The thing that knocks my socks off is just how good stuff from the pulp era really is. Maybe you’ve read it all. If so, more power to you.
The culture is pretty clearly clearly on the decline, though. As much as I love seventies music, I have to admit that Duke Ellington and Count Basie hailed from a better generation. In science fiction and fantasy, the move away from romance was positively disastrous as I think Ray Bradbury pointed out. (By that I mean scientific romance or planetary romance.) The field was not built up by the communists, free love people, and atheists that eventually came to own it. But it was clearly being subverted by them in the fifties and sixties. The final kick in the teeth in my mind was the seventies fad of godawful de rigueur sex scenes– compounded by the burgeoning diktat that women could no longer be portrayed as needing men. Not much of a fantasy world in that if you ask me. Certainly not anything I’d want to escape to.

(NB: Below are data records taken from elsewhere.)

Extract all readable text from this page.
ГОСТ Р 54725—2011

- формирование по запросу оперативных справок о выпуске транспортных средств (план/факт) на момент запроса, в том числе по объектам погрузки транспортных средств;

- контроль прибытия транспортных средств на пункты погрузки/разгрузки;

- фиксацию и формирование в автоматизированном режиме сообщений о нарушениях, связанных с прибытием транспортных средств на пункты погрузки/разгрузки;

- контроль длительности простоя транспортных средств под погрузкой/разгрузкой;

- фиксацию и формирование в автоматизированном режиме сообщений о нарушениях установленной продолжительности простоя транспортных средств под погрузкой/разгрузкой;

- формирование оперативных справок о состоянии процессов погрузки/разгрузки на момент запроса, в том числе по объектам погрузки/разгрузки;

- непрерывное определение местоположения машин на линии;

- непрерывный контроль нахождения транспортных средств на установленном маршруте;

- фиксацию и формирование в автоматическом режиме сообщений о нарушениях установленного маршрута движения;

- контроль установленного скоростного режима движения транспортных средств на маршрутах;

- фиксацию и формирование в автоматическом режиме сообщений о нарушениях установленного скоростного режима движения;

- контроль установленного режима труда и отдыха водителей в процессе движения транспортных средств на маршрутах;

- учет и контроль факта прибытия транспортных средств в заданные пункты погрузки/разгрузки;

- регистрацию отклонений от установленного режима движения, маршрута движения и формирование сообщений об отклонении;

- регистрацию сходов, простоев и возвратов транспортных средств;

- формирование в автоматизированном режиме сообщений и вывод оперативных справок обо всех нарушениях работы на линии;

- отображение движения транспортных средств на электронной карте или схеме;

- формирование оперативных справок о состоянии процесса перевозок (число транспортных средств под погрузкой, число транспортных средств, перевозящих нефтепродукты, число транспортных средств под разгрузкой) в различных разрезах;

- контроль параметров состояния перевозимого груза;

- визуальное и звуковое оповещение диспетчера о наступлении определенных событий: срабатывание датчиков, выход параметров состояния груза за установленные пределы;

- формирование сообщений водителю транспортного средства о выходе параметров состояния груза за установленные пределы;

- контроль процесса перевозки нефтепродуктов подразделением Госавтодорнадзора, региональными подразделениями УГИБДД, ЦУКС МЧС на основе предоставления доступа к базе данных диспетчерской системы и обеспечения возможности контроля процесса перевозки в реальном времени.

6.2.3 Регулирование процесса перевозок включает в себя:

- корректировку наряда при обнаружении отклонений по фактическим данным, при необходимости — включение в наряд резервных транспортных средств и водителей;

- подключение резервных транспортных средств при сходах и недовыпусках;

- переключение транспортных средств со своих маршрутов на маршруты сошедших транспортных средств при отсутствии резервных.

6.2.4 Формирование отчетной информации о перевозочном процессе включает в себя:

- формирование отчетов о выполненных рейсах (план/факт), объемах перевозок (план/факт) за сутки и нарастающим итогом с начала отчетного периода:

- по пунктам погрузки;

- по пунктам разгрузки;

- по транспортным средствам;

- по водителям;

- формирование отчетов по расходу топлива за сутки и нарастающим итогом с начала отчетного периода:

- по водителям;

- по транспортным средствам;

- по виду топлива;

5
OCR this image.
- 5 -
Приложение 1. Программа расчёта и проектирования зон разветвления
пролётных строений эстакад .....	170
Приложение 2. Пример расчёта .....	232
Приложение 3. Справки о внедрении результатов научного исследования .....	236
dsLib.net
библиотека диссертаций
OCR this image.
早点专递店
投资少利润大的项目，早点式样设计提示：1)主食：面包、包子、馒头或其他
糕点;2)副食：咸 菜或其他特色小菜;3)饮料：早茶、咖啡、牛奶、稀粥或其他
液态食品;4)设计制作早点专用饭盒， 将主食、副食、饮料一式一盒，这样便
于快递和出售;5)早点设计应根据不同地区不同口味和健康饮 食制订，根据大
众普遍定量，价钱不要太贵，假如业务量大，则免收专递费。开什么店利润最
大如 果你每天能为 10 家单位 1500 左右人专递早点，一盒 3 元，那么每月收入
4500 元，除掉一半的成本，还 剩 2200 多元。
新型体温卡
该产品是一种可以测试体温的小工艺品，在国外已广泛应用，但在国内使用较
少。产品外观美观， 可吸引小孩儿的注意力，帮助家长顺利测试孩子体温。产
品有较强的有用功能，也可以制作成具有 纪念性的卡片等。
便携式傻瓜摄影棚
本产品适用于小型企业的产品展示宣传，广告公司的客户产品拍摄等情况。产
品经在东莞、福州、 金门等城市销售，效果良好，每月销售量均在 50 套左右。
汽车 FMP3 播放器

Thank you, but there are still a great many books by Lord Dunsany, A. Merritt, and C. L. Moore that I haven’t gotten to, yet. All very different writers to be sure– but each able to invoke the transcendent in their own way. Most people writing today don’t even know what we’ve lost. Like I’ve said elsewhere, the general view of science fiction history is that it just somehow jumps from Jules Verne and H. G. Wells straight on to Clarke, Asimov, and Heinlein.
But in my opinion, anyone laboring under that misconception is ill-equipped to compete with anyone that wrote in the pulp era. (I wonder sometimes if that is the reason why so many medicocre writers spend so much effort denouncing authors from back then….)
But hey, listen:
Fredric Brown couldn’t imagine popular music declining through the eighties– just like C. L. Moore couldn’t imagine a movie star without a surprising combination of grit, charm, and class.
But most of us can’t imagine what these authors could take for granted.